Segundo a ADPF, o “Presidente da República é o chefe máximo do Poder Executivo, entretanto deve preservar a imagem da sua gestão e da própria instituição seguindo protocolos de conduta sensíveis no que se refere aos órgãos de Estado”.

“O ordenamento jurídico prevê que as atividades investigativas da Polícia Federal são sigilosas e somente os profissionais responsáveis em promovê-las é que devem ter acesso aos documentos. O mesmo se aplica aos relatórios de inteligência”.

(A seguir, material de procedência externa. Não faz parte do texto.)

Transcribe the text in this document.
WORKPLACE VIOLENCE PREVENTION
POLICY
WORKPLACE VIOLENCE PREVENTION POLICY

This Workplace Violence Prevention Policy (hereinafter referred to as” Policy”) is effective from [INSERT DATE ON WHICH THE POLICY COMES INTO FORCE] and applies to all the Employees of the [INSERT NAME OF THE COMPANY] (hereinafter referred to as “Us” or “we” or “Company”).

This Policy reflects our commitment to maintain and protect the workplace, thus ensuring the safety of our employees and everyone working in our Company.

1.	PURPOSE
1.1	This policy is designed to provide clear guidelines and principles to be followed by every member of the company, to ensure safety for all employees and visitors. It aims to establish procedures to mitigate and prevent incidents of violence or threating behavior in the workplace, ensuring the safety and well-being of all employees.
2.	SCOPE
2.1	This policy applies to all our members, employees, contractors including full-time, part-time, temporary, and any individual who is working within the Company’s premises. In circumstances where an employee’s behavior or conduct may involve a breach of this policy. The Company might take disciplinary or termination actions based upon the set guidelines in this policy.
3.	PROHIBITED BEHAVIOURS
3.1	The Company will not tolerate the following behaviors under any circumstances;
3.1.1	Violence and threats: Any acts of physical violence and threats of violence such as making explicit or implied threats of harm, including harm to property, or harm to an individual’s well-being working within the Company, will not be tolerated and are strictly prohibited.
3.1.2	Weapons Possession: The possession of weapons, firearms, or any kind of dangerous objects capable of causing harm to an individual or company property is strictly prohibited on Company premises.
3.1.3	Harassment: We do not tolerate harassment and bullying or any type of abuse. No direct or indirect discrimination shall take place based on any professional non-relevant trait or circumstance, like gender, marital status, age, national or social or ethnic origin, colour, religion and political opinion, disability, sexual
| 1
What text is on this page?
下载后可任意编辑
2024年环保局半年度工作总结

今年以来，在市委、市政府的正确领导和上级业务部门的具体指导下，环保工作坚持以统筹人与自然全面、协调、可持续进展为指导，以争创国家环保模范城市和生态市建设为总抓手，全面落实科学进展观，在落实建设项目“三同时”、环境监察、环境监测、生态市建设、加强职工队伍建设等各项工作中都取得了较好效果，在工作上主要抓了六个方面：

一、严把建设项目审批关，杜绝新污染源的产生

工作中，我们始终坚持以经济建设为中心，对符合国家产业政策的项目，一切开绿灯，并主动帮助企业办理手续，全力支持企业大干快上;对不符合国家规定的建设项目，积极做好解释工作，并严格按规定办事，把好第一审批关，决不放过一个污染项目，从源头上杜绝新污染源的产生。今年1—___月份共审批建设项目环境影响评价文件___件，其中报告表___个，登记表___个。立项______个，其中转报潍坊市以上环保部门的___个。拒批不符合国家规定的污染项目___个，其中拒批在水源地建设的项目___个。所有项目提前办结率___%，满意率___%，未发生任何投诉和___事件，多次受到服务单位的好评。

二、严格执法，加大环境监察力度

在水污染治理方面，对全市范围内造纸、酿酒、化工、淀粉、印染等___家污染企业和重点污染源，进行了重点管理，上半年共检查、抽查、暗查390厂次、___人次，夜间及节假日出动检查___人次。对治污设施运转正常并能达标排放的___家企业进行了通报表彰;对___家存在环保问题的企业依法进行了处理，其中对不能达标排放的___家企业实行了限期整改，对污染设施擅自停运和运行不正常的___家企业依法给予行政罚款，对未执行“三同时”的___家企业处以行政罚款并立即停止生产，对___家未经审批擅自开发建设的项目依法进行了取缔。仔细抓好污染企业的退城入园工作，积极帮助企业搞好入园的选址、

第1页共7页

“Quando a PF, por meio de suas atividades de inteligência, toma conhecimento de fatos que interessam à tomada de decisões por parte do Governo, estas são compartilhadas pelo Sistema Brasileiro de Inteligência e seguem fluxo já estabelecido até chegar ao conhecimento institucional da Presidência da República não havendo qualquer previsão legal de comunicações pessoais, gerais e diárias ao mandatário, função esta que é da ABIN”, afirmam os delegados.

No documento, os delegados dizem acreditar que a atual crise, envolvendo a saída do ministro Sérgio Moro, poderia ter sido evitada: “provavelmente, se as premissas e esclarecimentos acima tivessem sido compreendidos e corrigidos os possíveis entraves de comunicação entre V.Exa e a Polícia Federal, os fatos que presenciamos nesta semana não teriam ocorrido e não estaríamos vivenciando as circunstâncias atuais”.